Generally, banks change the interest rate at the end of a month, but they implemented the new interest rate in the middle of the month after the change in the policy rate.
According to the instructions of the central bank, commercial banks can change the interest rates with immediate effect if there is a change in the bank rate and policy rate provided that the banks publish the notice about the change in interest rates.
As per the existing laws, banks should publish the interest rate applicable on deposits for each month before the beginning of the month. According to this provision, banks have been publishing notices on the last day of every month that give information about the interest rate applicable for the next month.
With the review of the monetary policy on Friday, the central bank reduced the bank rate from 7.5 percent to 7 percent and the policy rate from 6.5 percent to 5.5 percent. Following the central bank’s move, the banks also started reducing the interest rates with immediate effect by publishing notices.
So far NIC Asia Bank, Kumari Bank and NMB Bank have published notices and reduced the interest rates. NIC Asia Bank published a notice on Sunday and fixed the maximum interest rate on fixed deposits at 8.67 percent.
However, NIC Asia Bank said that the new interest rate of the bank will be applicable only from mid-December.
Kumari Bank has reduced the interest rate with effect from Sunday. Kumari has set a maximum interest rate of 9.61 percent on individual term deposits, down from 10.10 percent in the past two months.
Similarly, NMB Bank has also implemented the new interest rate from Monday. NMB Bank had been giving a maximum interest rate of 9.50 percent on individual term deposits, but has reduced it to 9 percent from Monday.
In recent times, banks have excess liquidity due to the lack of credit flow compared to the increase in deposit collection. As the liquidity situation eased, the central bank reduced the policy rates making it easier for the banks to reduce the interest rates.
According to the data of the NRB, banks currently have the capacity to extend loans of more than Rs 600 billion. However, due to non-expansion of credit flow, the interbank interest rate has fallen to one percent.
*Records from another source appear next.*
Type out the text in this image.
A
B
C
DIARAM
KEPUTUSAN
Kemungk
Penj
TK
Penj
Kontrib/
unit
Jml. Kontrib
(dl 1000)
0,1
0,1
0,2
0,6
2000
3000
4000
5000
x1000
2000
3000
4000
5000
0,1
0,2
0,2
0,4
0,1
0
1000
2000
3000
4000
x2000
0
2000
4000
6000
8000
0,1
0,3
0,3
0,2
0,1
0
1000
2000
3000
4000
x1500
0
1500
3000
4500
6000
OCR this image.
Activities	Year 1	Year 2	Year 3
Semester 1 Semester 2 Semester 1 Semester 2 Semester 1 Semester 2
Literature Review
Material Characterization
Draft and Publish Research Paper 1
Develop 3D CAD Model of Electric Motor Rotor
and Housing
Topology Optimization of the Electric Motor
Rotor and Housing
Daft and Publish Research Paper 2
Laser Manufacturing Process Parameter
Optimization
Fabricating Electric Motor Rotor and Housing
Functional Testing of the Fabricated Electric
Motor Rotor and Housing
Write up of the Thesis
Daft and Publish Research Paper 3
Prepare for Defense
As there has been excess liquidity in the banking system, the central bank has been mopping excess liquidity from the market through deposit collection tools. Since November 23, the central bank has withdrawn about Rs 150 billion from the market through deposit collection tools. Of that amount, Rs 45 billion have matured and have been returned to the market.
NRB records show that commercial banks have a total deposits of Rs 5289 billion while they provided loans of Rs 4407 billion.